By Brianna Wiest

Learn to like what doesn’t cost much. Those are the things worth your time. You can buy your way into things and places, but you can’t actually buy the experience of them. It’s not what you do, it’s what you perceive. A meaningful life isn’t how often you can saturate your senses, but how you grow to think of even the simplest, most unassuming daily things. 

Learn to like reading, whatever it is you like to read. Learn to like talking and people, even when they’re not the same as you. Learn that truths can coexist. That’s the one thing that will set you free in this world.

Learn to like simple foods and cooking them. Learn to like fields, trees, camping, walking, fires, watching the day break and end. Learn to like writing and burning candles on rainy summer early evenings. Learn to like clean linens and washing dishes and hot baths and drinking water and long meandering drives.

Learn to keep your needs simple and your wants small.

Learn to breathe deeply. To taste food when you eat it, to sleep deeply when you sleep. When you laugh, let it carry on until you’re sweating and out of breath. When you get angry, get really angry, just let things burn through you. The less you push these things away, the less they come out in inappropriate and debilitating ways. It’s not anger or the sadness that controls you, it’s the resistance of it that keeps them tucked in their place in your soul.

Learn to let negative thoughts drift back to where they came from – nowhere.

Do the things that are effortless. Let them be effortless. Find love that’s effortless. You’ll be instructed to believe that success comes from grueling, soul-bending hard work, but that’s more something we impose on ourselves because letting effortless things also be successful ones makes them feel unmerited. That’s how we create problems where there are none.

Decide to keep nothing but what is meaningful and purposeful. When you cycle and circle around your space, touching, seeing and using only things that evoke a feeling of security, purpose, meaning, joy… your everyday life becomes grounded in happiness. When there’s not enough to make a mess, no more than you can clean and wash and handle, everything feels settled.

Complexity is often the easiest choice. It’s easy to let ourselves get wound up and bound down to the ways we let our thoughts and fears run narratives into story-lines into realities we live out.

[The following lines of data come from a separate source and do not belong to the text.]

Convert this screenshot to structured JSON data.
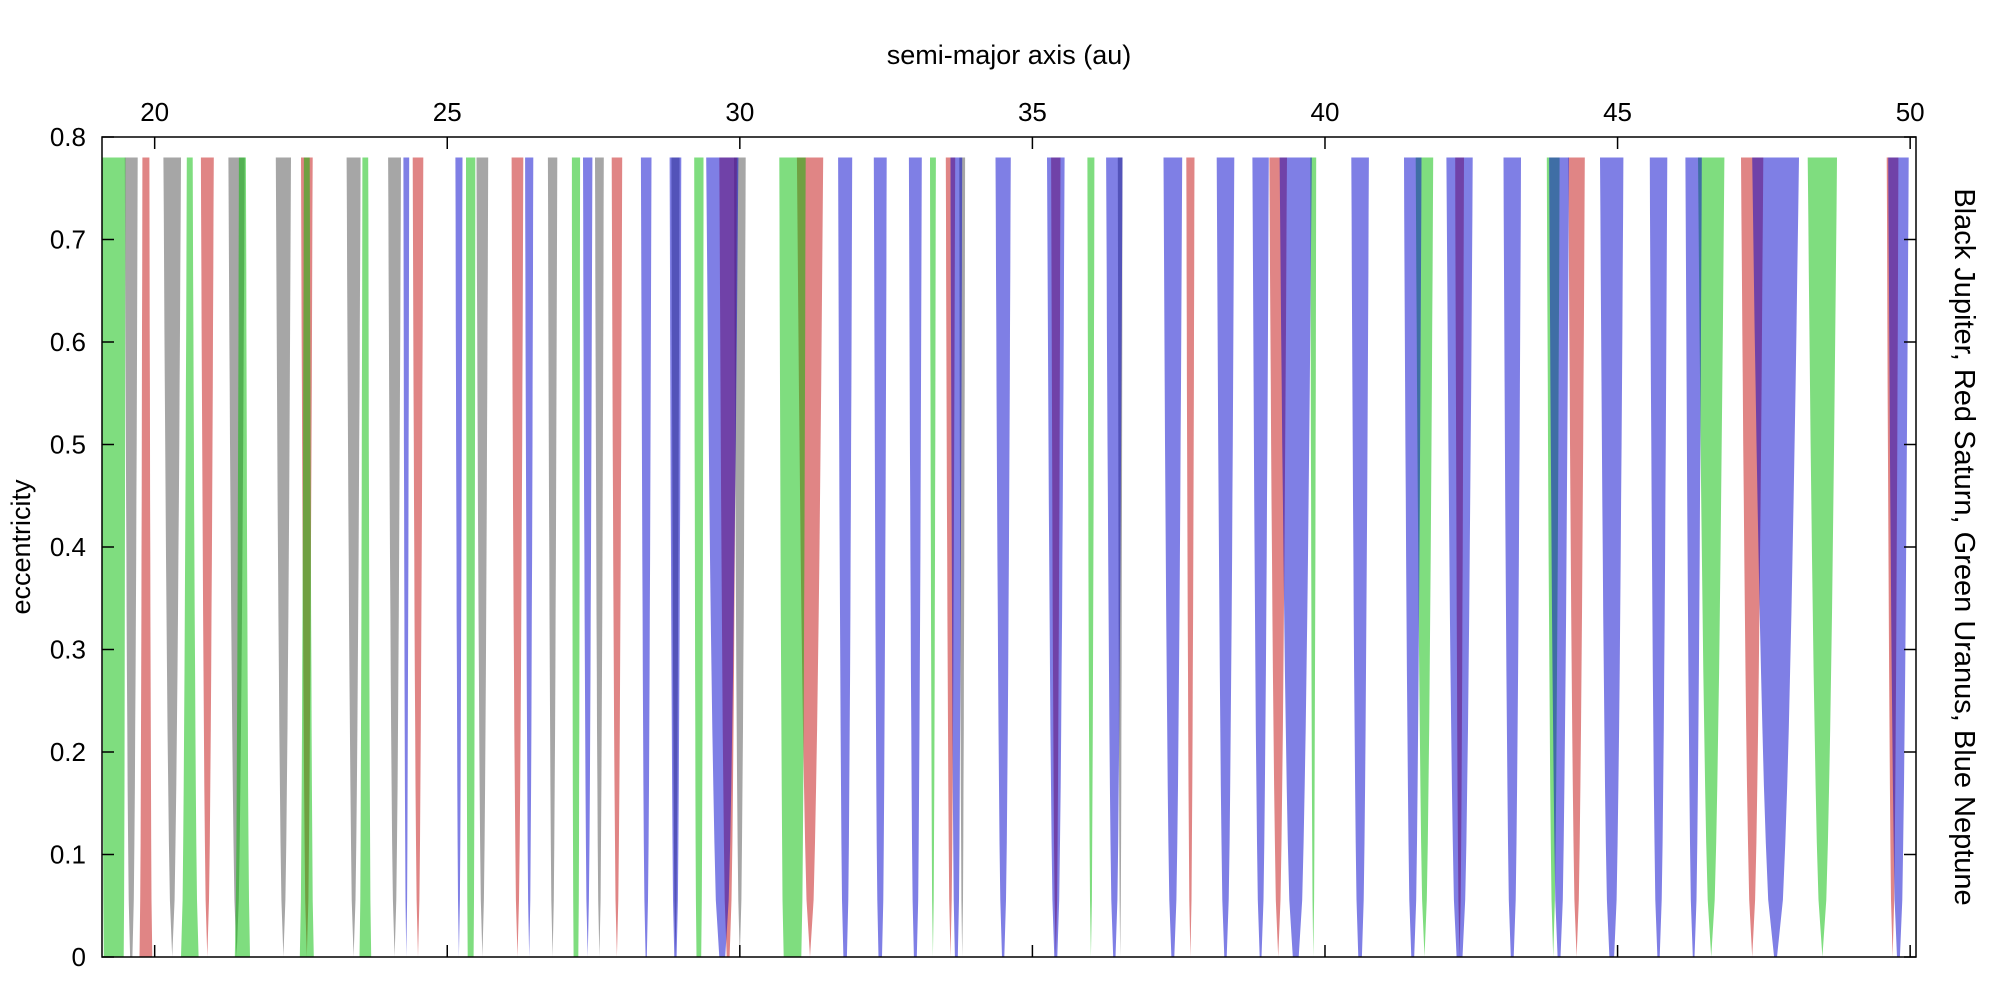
{
  "chart_data": {
    "type": "area",
    "title": "",
    "xlabel": "semi-major axis (au)",
    "ylabel": "eccentricity",
    "side_label": "Black Jupiter, Red Saturn, Green Uranus, Blue Neptune",
    "xlim": [
      19.1,
      50.1
    ],
    "ylim": [
      0,
      0.8
    ],
    "x_ticks": [
      20,
      25,
      30,
      35,
      40,
      45,
      50
    ],
    "y_ticks": [
      0,
      0.1,
      0.2,
      0.3,
      0.4,
      0.5,
      0.6,
      0.7,
      0.8
    ],
    "x_tick_labels": [
      "20",
      "25",
      "30",
      "35",
      "40",
      "45",
      "50"
    ],
    "y_tick_labels": [
      "0",
      "0.1",
      "0.2",
      "0.3",
      "0.4",
      "0.5",
      "0.6",
      "0.7",
      "0.8"
    ],
    "grid": false,
    "x_axis_position": "top",
    "data_e_max": 0.78,
    "series": [
      {
        "name": "Black Jupiter",
        "color": "#000000",
        "opacity": 0.35,
        "resonances": [
          {
            "a": 19.6,
            "w0": 0.04,
            "wt": 0.22
          },
          {
            "a": 20.3,
            "w0": 0.0,
            "wt": 0.3
          },
          {
            "a": 21.4,
            "w0": 0.0,
            "wt": 0.28
          },
          {
            "a": 22.2,
            "w0": 0.0,
            "wt": 0.26
          },
          {
            "a": 23.4,
            "w0": 0.0,
            "wt": 0.24
          },
          {
            "a": 24.1,
            "w0": 0.0,
            "wt": 0.22
          },
          {
            "a": 25.6,
            "w0": 0.0,
            "wt": 0.2
          },
          {
            "a": 26.8,
            "w0": 0.0,
            "wt": 0.16
          },
          {
            "a": 27.6,
            "w0": 0.0,
            "wt": 0.15
          },
          {
            "a": 28.9,
            "w0": 0.0,
            "wt": 0.14
          },
          {
            "a": 30.0,
            "w0": 0.0,
            "wt": 0.2
          },
          {
            "a": 33.8,
            "w0": 0.0,
            "wt": 0.1
          },
          {
            "a": 36.5,
            "w0": 0.0,
            "wt": 0.08
          }
        ]
      },
      {
        "name": "Red Saturn",
        "color": "#cc3333",
        "opacity": 0.6,
        "resonances": [
          {
            "a": 19.85,
            "w0": 0.22,
            "wt": 0.12
          },
          {
            "a": 20.9,
            "w0": 0.0,
            "wt": 0.22
          },
          {
            "a": 22.6,
            "w0": 0.0,
            "wt": 0.2
          },
          {
            "a": 24.5,
            "w0": 0.0,
            "wt": 0.18
          },
          {
            "a": 26.2,
            "w0": 0.0,
            "wt": 0.2
          },
          {
            "a": 27.9,
            "w0": 0.0,
            "wt": 0.18
          },
          {
            "a": 29.8,
            "w0": 0.05,
            "wt": 0.3
          },
          {
            "a": 31.2,
            "w0": 0.0,
            "wt": 0.45
          },
          {
            "a": 33.6,
            "w0": 0.0,
            "wt": 0.16
          },
          {
            "a": 35.4,
            "w0": 0.0,
            "wt": 0.16
          },
          {
            "a": 37.7,
            "w0": 0.0,
            "wt": 0.14
          },
          {
            "a": 39.2,
            "w0": 0.0,
            "wt": 0.3
          },
          {
            "a": 42.3,
            "w0": 0.0,
            "wt": 0.15
          },
          {
            "a": 44.3,
            "w0": 0.0,
            "wt": 0.28
          },
          {
            "a": 47.3,
            "w0": 0.0,
            "wt": 0.38
          },
          {
            "a": 49.7,
            "w0": 0.0,
            "wt": 0.2
          }
        ]
      },
      {
        "name": "Green Uranus",
        "color": "#00bb00",
        "opacity": 0.5,
        "resonances": [
          {
            "a": 19.3,
            "w0": 0.34,
            "wt": 0.4
          },
          {
            "a": 20.6,
            "w0": 0.3,
            "wt": 0.1
          },
          {
            "a": 21.5,
            "w0": 0.26,
            "wt": 0.12
          },
          {
            "a": 22.6,
            "w0": 0.24,
            "wt": 0.1
          },
          {
            "a": 23.6,
            "w0": 0.2,
            "wt": 0.1
          },
          {
            "a": 25.4,
            "w0": 0.1,
            "wt": 0.16
          },
          {
            "a": 27.2,
            "w0": 0.08,
            "wt": 0.14
          },
          {
            "a": 29.3,
            "w0": 0.08,
            "wt": 0.16
          },
          {
            "a": 30.9,
            "w0": 0.3,
            "wt": 0.45
          },
          {
            "a": 33.3,
            "w0": 0.0,
            "wt": 0.1
          },
          {
            "a": 36.0,
            "w0": 0.0,
            "wt": 0.12
          },
          {
            "a": 39.8,
            "w0": 0.0,
            "wt": 0.1
          },
          {
            "a": 41.7,
            "w0": 0.0,
            "wt": 0.3
          },
          {
            "a": 43.9,
            "w0": 0.0,
            "wt": 0.22
          },
          {
            "a": 46.6,
            "w0": 0.0,
            "wt": 0.45
          },
          {
            "a": 48.5,
            "w0": 0.0,
            "wt": 0.5
          }
        ]
      },
      {
        "name": "Blue Neptune",
        "color": "#0000cc",
        "opacity": 0.5,
        "resonances": [
          {
            "a": 24.3,
            "w0": 0.0,
            "wt": 0.1
          },
          {
            "a": 25.2,
            "w0": 0.0,
            "wt": 0.12
          },
          {
            "a": 26.4,
            "w0": 0.0,
            "wt": 0.14
          },
          {
            "a": 27.4,
            "w0": 0.0,
            "wt": 0.16
          },
          {
            "a": 28.4,
            "w0": 0.02,
            "wt": 0.18
          },
          {
            "a": 28.9,
            "w0": 0.04,
            "wt": 0.2
          },
          {
            "a": 29.7,
            "w0": 0.1,
            "wt": 0.55
          },
          {
            "a": 31.8,
            "w0": 0.06,
            "wt": 0.24
          },
          {
            "a": 32.4,
            "w0": 0.06,
            "wt": 0.22
          },
          {
            "a": 33.0,
            "w0": 0.05,
            "wt": 0.22
          },
          {
            "a": 33.7,
            "w0": 0.05,
            "wt": 0.2
          },
          {
            "a": 34.5,
            "w0": 0.04,
            "wt": 0.26
          },
          {
            "a": 35.4,
            "w0": 0.05,
            "wt": 0.3
          },
          {
            "a": 36.4,
            "w0": 0.04,
            "wt": 0.28
          },
          {
            "a": 37.4,
            "w0": 0.05,
            "wt": 0.32
          },
          {
            "a": 38.3,
            "w0": 0.04,
            "wt": 0.3
          },
          {
            "a": 38.9,
            "w0": 0.03,
            "wt": 0.28
          },
          {
            "a": 39.5,
            "w0": 0.1,
            "wt": 0.55
          },
          {
            "a": 40.6,
            "w0": 0.06,
            "wt": 0.3
          },
          {
            "a": 41.5,
            "w0": 0.05,
            "wt": 0.3
          },
          {
            "a": 42.3,
            "w0": 0.1,
            "wt": 0.45
          },
          {
            "a": 43.2,
            "w0": 0.05,
            "wt": 0.3
          },
          {
            "a": 44.0,
            "w0": 0.05,
            "wt": 0.34
          },
          {
            "a": 44.9,
            "w0": 0.08,
            "wt": 0.4
          },
          {
            "a": 45.7,
            "w0": 0.04,
            "wt": 0.3
          },
          {
            "a": 46.3,
            "w0": 0.03,
            "wt": 0.28
          },
          {
            "a": 47.7,
            "w0": 0.05,
            "wt": 0.8
          },
          {
            "a": 49.8,
            "w0": 0.05,
            "wt": 0.35
          }
        ]
      }
    ]
  }
}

Simplicity is difficult because it requires clean thinking. It’s the long, hard way to a cleansed perception (that is: not shadowed by conditioning, or negative thoughts.) But it’s yours, and yours always. You can keep all of one hundred belongings for the rest of your life, and every one of them will be used, broken, replaced, taken, thrown out, rendered obsolete. But your perception of how meaningful and useful those temporary things were, how much you appreciated and enjoyed them, that’s yours. And that is what choosing a life rooted in simplicity does: makes the ordinary miraculous.

People like to make big claims of what will bring you happiness. And happiness, in some form, is what we’re all seeking, even if we don’t place that word on it. Stability, love, money. Happy psychology, the phenomenon of the last 25+ years, has come about really for the fact that we pioneered a country for the sake of unbridled, radical happiness: religious liberation, freedom, democracy.

Yet, these things, these houses that hold us and companies we run, these relationships we fail at because we’re constantly expecting them to be more –the desire to max out pleasure – has not made us happier.

Because we have not changed how we think – and that’s the only real change that ever happens, because it’s the basis of how we feel. The magnitude of one’s life is directly parallel to how deep their perception of it is. Your life grows as you do. What you experience is a reflection of what you are.

Do not forget that you do not have forever to do this, to change this.

It’s easy to let another day, week, month, year slip by, letting yourself keep seeking the light in people and money and more and more and more. It’s easier to spend that time seeking the light in yourself because you think that’s the right thing to do. You don’t find the light – the ability to perceive – because you already are it. The work is getting rid of everything that stands in the way.